What Gigabyte’s 40-Node 1U Cluster Actually Is
Gigabyte’s R1C7-K0A-AS1 is a compact cluster system that packs 40 complete low-power PCs, with CPUs, GPUs, memory, and storage, into a single 1U server cluster chassis to deliver dense, modular computing for edge workloads, AI inference, and distributed services in standard data center racks. Instead of traditional Xeon or Epyc parts, Gigabyte uses Intel Core Ultra 7 258V Lunar Lake processors, each with four Lion Cove performance cores and four Skymont efficiency cores. Every node comes with 32 GB of LPDDR5x memory running at 8,533 MT/s, an Arc 140V integrated GPU with eight Xe cores, and a 48 TOPS NPU. Eight of these index-card-sized boards slide into one of five carriers, resulting in 40 nodes and a total of 320 cores and 1.28 TB of memory in a pizza-box form factor. Networking is handled by dual 100 Gbps QSFP28 ports, backed by redundant 3200 W Titanium power supplies.
Inside the 40-Node Processor Design
Each node in the multi-node PC cluster is designed as a self-contained computer, not a thin blade. The Intel Core Ultra 7 258V CPU combines four P-cores and four E-cores that can clock up to 4.8 GHz and 3.7 GHz respectively, enabling both bursty foreground workloads and background services. According to The Register, “eight of these nodes slot into one of the chassis’ five carriers for a total of 40 systems, 320 cores (160 P / 160 E), and 1.28 TB of high-speed memory.” Every node’s Arc 140V iGPU provides local graphics acceleration, which makes the platform appealing for bare-metal desktop or game streaming where vGPU licensing might be an issue. The 48 TOPS NPU on each processor also gives the system fine-grained AI acceleration at node level, helping inference jobs stay close to the data and scale horizontally.
Storage and Networking: 80 SSDs in a Pizza Box
Gigabyte’s compact cluster system is not only about CPU and GPU density; storage is distributed across all nodes. Each index-card-sized motherboard carries two PCIe 5.0 M.2 SSDs, for a total of 80 SSDs in a single 1U server cluster. This design encourages local, high-bandwidth access per node, suitable for microservices, small databases, and AI inference models that benefit from fast, isolated storage. The dual 100 Gbps QSFP28 LAN ports on the chassis give the cluster a shared, high-throughput backhaul to upstream switches or core networks. In practice, operators can treat the box as a tightly packed pool of 40 small servers with their own disks, then overlay Kubernetes, service meshes, or distributed file systems to tie the storage together. The result is a flexible edge computing hardware platform that can be configured for low-latency processing or for high-density, multi-tenant services.
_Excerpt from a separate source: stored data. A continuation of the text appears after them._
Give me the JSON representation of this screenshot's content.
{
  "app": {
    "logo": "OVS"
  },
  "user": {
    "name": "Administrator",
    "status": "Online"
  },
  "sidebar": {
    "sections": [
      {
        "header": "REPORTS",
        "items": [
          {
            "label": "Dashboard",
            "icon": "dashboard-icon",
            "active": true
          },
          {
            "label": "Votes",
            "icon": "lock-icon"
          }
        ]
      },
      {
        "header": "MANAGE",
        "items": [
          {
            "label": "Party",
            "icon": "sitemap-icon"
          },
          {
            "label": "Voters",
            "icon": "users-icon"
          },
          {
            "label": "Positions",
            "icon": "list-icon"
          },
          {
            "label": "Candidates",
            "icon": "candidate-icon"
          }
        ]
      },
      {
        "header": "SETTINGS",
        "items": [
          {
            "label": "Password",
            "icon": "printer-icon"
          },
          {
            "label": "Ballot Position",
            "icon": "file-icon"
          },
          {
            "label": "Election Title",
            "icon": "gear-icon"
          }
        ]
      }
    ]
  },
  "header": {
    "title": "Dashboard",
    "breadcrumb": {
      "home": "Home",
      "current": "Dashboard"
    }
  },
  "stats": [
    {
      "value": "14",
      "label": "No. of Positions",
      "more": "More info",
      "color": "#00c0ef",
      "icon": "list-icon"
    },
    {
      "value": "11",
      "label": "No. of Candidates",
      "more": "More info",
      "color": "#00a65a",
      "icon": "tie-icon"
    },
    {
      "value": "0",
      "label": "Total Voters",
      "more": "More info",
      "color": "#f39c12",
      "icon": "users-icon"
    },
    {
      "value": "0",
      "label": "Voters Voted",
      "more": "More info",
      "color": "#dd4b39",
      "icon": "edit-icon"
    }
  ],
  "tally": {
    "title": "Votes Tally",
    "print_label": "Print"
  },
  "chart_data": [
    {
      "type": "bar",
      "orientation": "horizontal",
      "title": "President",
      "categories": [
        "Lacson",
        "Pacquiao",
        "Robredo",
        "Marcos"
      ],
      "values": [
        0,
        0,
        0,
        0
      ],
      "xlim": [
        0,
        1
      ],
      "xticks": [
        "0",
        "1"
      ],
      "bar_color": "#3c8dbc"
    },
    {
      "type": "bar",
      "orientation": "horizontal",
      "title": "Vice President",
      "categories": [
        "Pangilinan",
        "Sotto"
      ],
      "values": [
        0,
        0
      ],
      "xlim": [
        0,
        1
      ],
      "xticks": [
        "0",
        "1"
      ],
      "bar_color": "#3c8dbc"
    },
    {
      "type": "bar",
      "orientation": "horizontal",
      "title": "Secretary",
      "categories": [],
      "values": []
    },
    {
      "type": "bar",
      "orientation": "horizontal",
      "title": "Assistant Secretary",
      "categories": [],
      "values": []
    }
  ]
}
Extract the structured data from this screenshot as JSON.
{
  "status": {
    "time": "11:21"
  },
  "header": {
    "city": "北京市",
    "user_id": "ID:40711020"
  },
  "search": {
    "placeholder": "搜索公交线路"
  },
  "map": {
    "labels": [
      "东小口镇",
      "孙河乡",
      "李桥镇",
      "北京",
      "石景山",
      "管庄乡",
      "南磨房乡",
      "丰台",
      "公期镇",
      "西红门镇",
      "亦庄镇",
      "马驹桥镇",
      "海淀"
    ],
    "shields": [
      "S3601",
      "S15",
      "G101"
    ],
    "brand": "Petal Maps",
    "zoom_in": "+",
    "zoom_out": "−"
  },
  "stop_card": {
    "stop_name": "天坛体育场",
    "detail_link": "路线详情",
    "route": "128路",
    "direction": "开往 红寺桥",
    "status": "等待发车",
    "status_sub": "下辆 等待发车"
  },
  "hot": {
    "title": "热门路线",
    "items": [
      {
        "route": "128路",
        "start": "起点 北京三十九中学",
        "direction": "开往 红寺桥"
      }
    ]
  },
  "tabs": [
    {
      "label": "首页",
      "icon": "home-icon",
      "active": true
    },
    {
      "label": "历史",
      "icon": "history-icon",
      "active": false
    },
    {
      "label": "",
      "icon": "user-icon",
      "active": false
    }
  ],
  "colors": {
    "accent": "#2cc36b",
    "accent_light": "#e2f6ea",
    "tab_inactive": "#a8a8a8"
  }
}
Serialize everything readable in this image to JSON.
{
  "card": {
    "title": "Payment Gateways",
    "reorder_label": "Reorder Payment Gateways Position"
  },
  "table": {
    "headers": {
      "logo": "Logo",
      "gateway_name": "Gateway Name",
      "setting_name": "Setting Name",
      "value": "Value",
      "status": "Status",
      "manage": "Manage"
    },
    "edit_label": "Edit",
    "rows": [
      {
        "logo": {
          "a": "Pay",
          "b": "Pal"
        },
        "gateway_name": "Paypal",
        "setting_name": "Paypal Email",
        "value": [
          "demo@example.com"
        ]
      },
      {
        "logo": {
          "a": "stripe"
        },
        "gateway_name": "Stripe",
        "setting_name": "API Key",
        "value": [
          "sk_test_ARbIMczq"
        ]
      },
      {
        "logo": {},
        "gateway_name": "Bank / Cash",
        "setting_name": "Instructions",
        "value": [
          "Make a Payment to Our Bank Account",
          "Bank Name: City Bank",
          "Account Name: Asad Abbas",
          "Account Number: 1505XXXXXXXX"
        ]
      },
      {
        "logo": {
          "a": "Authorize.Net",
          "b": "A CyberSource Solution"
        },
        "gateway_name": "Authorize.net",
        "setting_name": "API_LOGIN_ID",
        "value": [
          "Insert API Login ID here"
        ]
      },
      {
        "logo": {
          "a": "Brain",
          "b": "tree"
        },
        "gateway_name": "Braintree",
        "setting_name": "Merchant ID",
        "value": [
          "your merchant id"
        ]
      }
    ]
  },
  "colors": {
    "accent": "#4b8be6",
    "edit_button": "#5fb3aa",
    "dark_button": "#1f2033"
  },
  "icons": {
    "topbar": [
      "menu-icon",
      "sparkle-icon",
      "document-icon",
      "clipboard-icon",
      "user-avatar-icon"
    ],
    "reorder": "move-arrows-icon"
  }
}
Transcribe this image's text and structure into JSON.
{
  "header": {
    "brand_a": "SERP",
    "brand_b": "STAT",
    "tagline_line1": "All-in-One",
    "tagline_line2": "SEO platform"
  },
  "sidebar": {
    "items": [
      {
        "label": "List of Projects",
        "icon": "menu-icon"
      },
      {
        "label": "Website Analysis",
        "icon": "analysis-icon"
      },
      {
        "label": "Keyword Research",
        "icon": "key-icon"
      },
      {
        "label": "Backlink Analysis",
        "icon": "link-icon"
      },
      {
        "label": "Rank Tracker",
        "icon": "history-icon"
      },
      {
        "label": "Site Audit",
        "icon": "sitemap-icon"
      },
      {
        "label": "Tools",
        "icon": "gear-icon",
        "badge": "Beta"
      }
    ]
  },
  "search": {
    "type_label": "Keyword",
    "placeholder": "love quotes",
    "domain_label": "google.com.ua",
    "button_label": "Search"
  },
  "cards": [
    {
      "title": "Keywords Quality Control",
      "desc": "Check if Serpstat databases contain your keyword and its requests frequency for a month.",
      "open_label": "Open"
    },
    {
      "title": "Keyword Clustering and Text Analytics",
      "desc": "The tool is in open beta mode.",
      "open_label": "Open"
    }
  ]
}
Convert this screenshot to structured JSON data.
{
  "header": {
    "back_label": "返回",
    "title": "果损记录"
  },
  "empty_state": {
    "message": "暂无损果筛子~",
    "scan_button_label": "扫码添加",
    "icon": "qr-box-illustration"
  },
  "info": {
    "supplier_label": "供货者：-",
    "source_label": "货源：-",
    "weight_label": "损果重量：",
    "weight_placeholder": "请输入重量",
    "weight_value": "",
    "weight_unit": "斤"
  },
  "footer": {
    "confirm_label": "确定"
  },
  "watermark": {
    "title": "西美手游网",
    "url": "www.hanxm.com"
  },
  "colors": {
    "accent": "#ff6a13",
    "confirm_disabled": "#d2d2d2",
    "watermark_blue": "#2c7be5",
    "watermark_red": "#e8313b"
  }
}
Why This Matters for Edge Computing and AI Inference
The R1C7-K0A-AS1 signals a shift toward modular, space-efficient cluster computing for data centers and edge sites. Instead of scaling up with fewer, larger monolithic servers, operators can scale out with many small nodes in a compact footprint. For edge AI inference, every node’s iGPU and NPU can host dedicated models for local workloads, while the 40-node processor layout keeps failure domains small: if one node fails, 39 others continue running. This pattern aligns with microservices and cloud-native architectures, where teams prefer many small instances over a few large ones. It also supports use cases like Microsoft 365 cloud PCs and casual cloud game streaming, where each user can map to a physical node. In effect, the system behaves as a tightly integrated multi-node PC cluster that blurs the line between classic servers and fleets of mini edge boxes.
Rethinking Data Center Racks: From Blades to Card-Based Clusters
By putting 40 Lunar Lake nodes in 1U, Gigabyte challenges conventional blade server and GPU box designs. The index-card-sized motherboards resemble scaled-down PCs more than traditional server blades, hinting at a new category of dense edge computing hardware. For data centers facing power and space limits, such 1U server cluster designs could change capacity planning: instead of adding whole racks, they can add per-node granularity in a fraction of the space. Administrators get the flexibility to mix workloads—microservices, remote desktops, AI inference—within the same chassis, while still isolating them at the hardware level. If this approach proves reliable and manageable at scale, the R1C7-K0A-AS1 may inspire more vendors to build pizza-box clusters tuned for cloud-native and AI-era workloads, where density, modularity, and power efficiency matter more than sheer single-node performance.